Orpheus & Eurydice
Signed Ambrosi and dated 1919
Bronze, with a rich deep and mid brown patina
Height: 19 3/4" (50 cm)
Conceived and cast circa 1919
Gustinus Ambrosi was born in Eisenstadt, Austria, in February 1893. A descendent from an Italian family, his first passion was for music, but this was sadly crushed when due to an illness, he lost his hearing at seven years of age. Ambrosi found solace and salvation in his ability to draw and sculpt. Much of his time was spent modelling hundreds of plaster sketches, which displayed an unusually mature quality from early on.
In 1909, Ambrosi’s family move to Graz, where the young prodigy studied under various decorative sculptors. At the age of sixteen, the young artist was working as an apprentice to a builder when a workman on his side fell off a high scaffolding, breaking his neck. The incident had a deep effect on Ambrosi and inspired the highly acclaimed work Man with a Broken Neck. The piece, which was shown at the Fine Arts Society of Styria shortly after it was produced, represented a major break-through in the artist’s career. The sculptor enrolled at the Vienna Academy in 1912 and studied under Josef Muller. His talent earned him the coveted State Prize in 1913, which included the presentation of the artist’s studio by the Emperor, Franz Joseph II.
In 1925, the critic Fritz Karpfen published a portfolio of Ambrosi’s sculptures, describing how ‘a thousand mysterious sources are enriching and fertilising’ the mind of the artist. By that time, the volume and span of Ambrosi’s work had become truly remarkable, arching from portraiture to symbolist and figurative work. Sculptures like his Cain (1916) were compared to the work of Michelangelo for their emotional charge. At the same time, the artist was also compared to Rodin for his sculptural technique, which would often make images emerge from blocks of roughly hewn marble.
Ambrosi’s impressive portrait oeuvre represents important European intellectual and artists, such as Constantin Meunier, Friedrich Nietzsche, Richard Strauss and Franz Schubert. He was commissioned by the Prince of Lichtenstein, Franz Joseph II, and by the Austrian President, Karl Renner, to sculpt their portraits, as well as by the Vatican to produce busts for Pope Pius XI, Pius XII and Johannes XXIII.
In his career, Ambrosi exhibited throughout Europe and remained active until his death in July 1975. As a tribute to the sculptor, the State opened the Gustinus Ambrosi Museum, with a permanent collection of his work, in Vienna in October 1978.

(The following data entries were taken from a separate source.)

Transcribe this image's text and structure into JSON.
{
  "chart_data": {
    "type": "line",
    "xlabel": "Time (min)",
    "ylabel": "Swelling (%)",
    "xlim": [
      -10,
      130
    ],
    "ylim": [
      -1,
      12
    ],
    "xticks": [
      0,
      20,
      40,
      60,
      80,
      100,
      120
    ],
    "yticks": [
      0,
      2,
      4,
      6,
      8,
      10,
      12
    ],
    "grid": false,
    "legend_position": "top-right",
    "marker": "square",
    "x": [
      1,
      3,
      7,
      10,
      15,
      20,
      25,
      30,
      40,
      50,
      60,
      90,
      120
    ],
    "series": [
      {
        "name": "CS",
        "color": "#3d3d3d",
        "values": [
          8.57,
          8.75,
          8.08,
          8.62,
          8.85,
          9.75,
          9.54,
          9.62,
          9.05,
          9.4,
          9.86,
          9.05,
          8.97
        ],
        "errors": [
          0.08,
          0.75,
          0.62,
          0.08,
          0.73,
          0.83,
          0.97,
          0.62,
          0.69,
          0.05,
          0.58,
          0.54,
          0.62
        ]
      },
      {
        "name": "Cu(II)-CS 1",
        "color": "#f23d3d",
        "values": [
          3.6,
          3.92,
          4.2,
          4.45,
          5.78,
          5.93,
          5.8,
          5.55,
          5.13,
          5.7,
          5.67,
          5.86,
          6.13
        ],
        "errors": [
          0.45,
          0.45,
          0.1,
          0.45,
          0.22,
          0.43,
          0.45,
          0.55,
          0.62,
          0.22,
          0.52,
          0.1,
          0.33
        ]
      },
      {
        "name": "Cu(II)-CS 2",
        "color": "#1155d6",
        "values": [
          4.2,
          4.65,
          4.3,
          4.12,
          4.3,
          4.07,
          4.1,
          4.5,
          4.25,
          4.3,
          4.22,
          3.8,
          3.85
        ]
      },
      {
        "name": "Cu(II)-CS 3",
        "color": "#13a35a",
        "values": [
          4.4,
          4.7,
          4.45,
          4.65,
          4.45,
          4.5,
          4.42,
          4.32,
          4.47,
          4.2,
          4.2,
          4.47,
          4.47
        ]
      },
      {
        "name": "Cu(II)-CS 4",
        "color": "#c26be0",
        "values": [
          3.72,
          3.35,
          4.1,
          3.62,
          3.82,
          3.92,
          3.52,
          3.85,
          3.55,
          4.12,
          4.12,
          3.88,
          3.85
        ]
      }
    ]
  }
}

The present bronze is signed ‘Ambrosi’ and dated 1919; it was likely cast from a plaster bearing the same signature and date, currently part of the Gustinus Ambrosi Museum collection. The piece represents the Greek myth of Orpheus and Eurydice, which was made famous in the first century BC by the Roman poet Virgil in his poem, Georgics.One day, the shepherd Aristaeus, enraptured by the beauty of Orpheus’ wife, started chasing her on a river bank. Frantically fleeing her suitor, Eurydice was bitten by a deadly snake hiding in the grass. As a result, Orpheus wandered across the Greek lands, playing his lyre so sorrowfully and sweetly that he moved to tears humans and animals alike. Virgil recounts how, as Orpheus arrived at the Gates of Hell, even Cerberus, the monstrous three-headed dog guarding the Underworld entrance, ‘held his three mouths gaping wide’ hearing Orpheus playing.
The young demi-god’s lament touched Hell’s monstrous guardian as well as its master, Proserpine. The Queen of the Underworld allowed Orpheus to lead his departed wife back to the world of the living, however with one condition: that he should never turn to look at her before they reached the surface of Earth above.

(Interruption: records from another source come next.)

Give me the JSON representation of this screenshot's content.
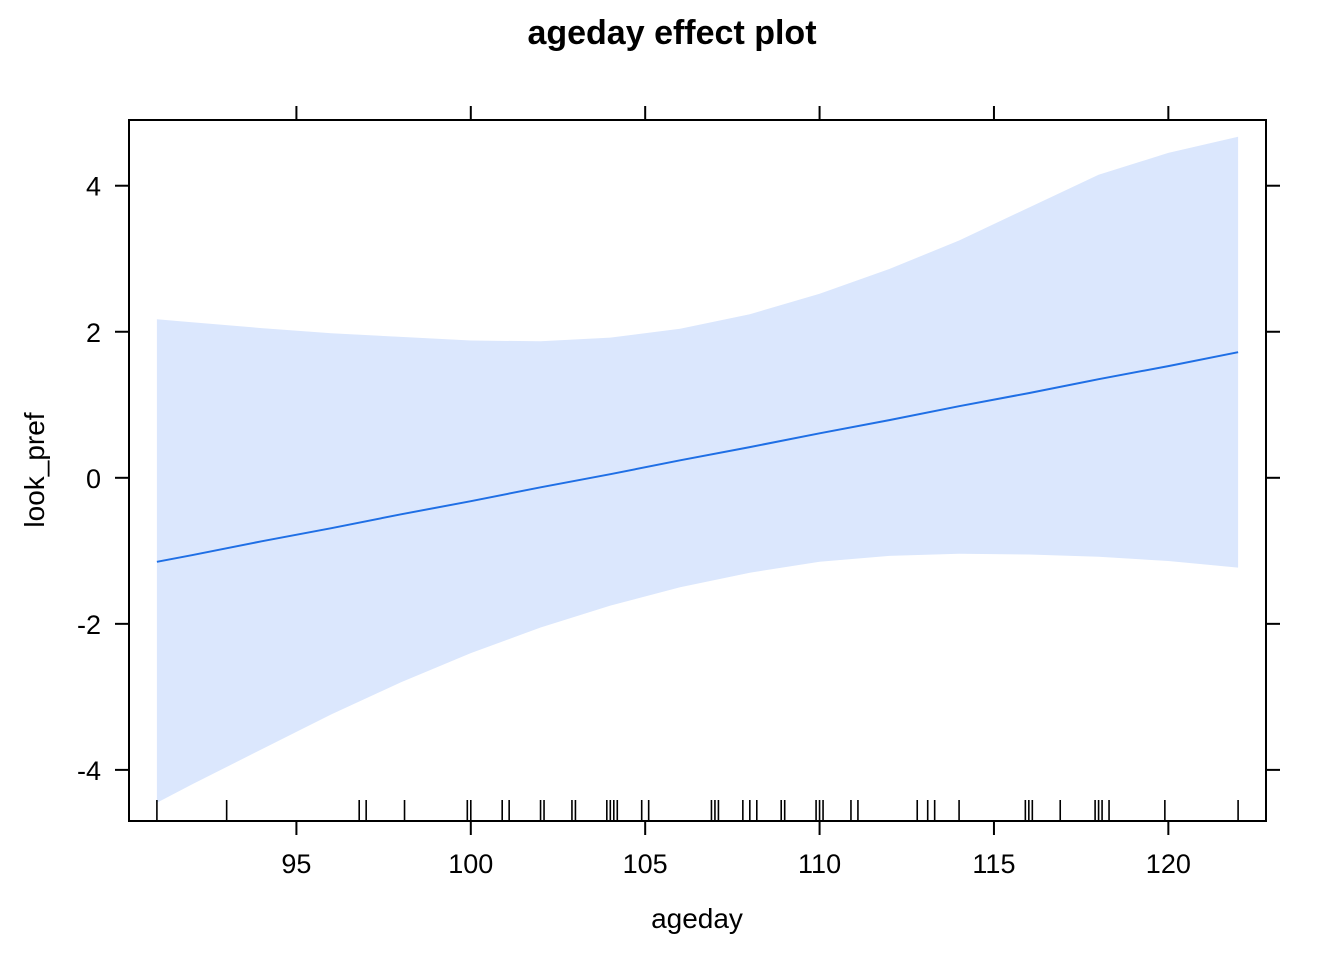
{
  "chart_data": {
    "type": "line",
    "title": "ageday effect plot",
    "xlabel": "ageday",
    "ylabel": "look_pref",
    "xlim": [
      90.2,
      122.8
    ],
    "ylim": [
      -4.7,
      4.9
    ],
    "x_ticks": [
      95,
      100,
      105,
      110,
      115,
      120
    ],
    "x_tick_labels": [
      "95",
      "100",
      "105",
      "110",
      "115",
      "120"
    ],
    "y_ticks": [
      -4,
      -2,
      0,
      2,
      4
    ],
    "y_tick_labels": [
      "-4",
      "-2",
      "0",
      "2",
      "4"
    ],
    "grid": false,
    "colors": {
      "line": "#1f6fe5",
      "band": "#dbe7fd",
      "axis": "#000000"
    },
    "series": [
      {
        "kind": "fit",
        "x": [
          91,
          92,
          94,
          96,
          98,
          100,
          102,
          104,
          106,
          108,
          110,
          112,
          114,
          116,
          118,
          120,
          122
        ],
        "y": [
          -1.15,
          -1.06,
          -0.87,
          -0.69,
          -0.5,
          -0.32,
          -0.13,
          0.05,
          0.24,
          0.42,
          0.61,
          0.79,
          0.98,
          1.16,
          1.35,
          1.53,
          1.72
        ],
        "lower": [
          -4.45,
          -4.2,
          -3.72,
          -3.24,
          -2.8,
          -2.4,
          -2.05,
          -1.75,
          -1.5,
          -1.3,
          -1.15,
          -1.07,
          -1.04,
          -1.05,
          -1.08,
          -1.14,
          -1.23
        ],
        "upper": [
          2.17,
          2.13,
          2.05,
          1.98,
          1.93,
          1.88,
          1.87,
          1.92,
          2.04,
          2.24,
          2.52,
          2.86,
          3.25,
          3.7,
          4.15,
          4.45,
          4.67
        ]
      }
    ],
    "rug": [
      91,
      93,
      96.8,
      97,
      98.1,
      99.9,
      100,
      100.9,
      101.1,
      102,
      102.1,
      102.9,
      103,
      103.9,
      104,
      104.1,
      104.2,
      104.9,
      105.1,
      106.9,
      107,
      107.1,
      107.8,
      108,
      108.2,
      108.9,
      109,
      109.9,
      110,
      110.1,
      110.9,
      111.1,
      112.8,
      113.1,
      113.3,
      114,
      115.9,
      116,
      116.1,
      116.9,
      117.9,
      118,
      118.1,
      118.3,
      119.9,
      122
    ]
  }
}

Ambrosi’s piece represents the tragic moment in which Orpheus, not hearing the footsteps of his dead wife’s soul, tragically turns to make sure she is still behind him, breaking the pact he has made with Proserpine and condemning Eurydice to return to the World of the Dead. While in Virgil’s narrative the soul disappears ‘like smoke vanishing in thin air’, Ambrosi increases the pathetic charge of his composition by adding two hands, which, appearing from the rock, grasp the woman’s ankles. Thus, the Dead reclaim their companion, physically removing Eurydice from her lover’s embrace.
The circularity of the composition forces the viewer to engage continuously with Ambrosi’s piece, re-activating the performance of its tragic subject. The stark depiction of the bodies’ torsion and musculature increases the drama of the scene.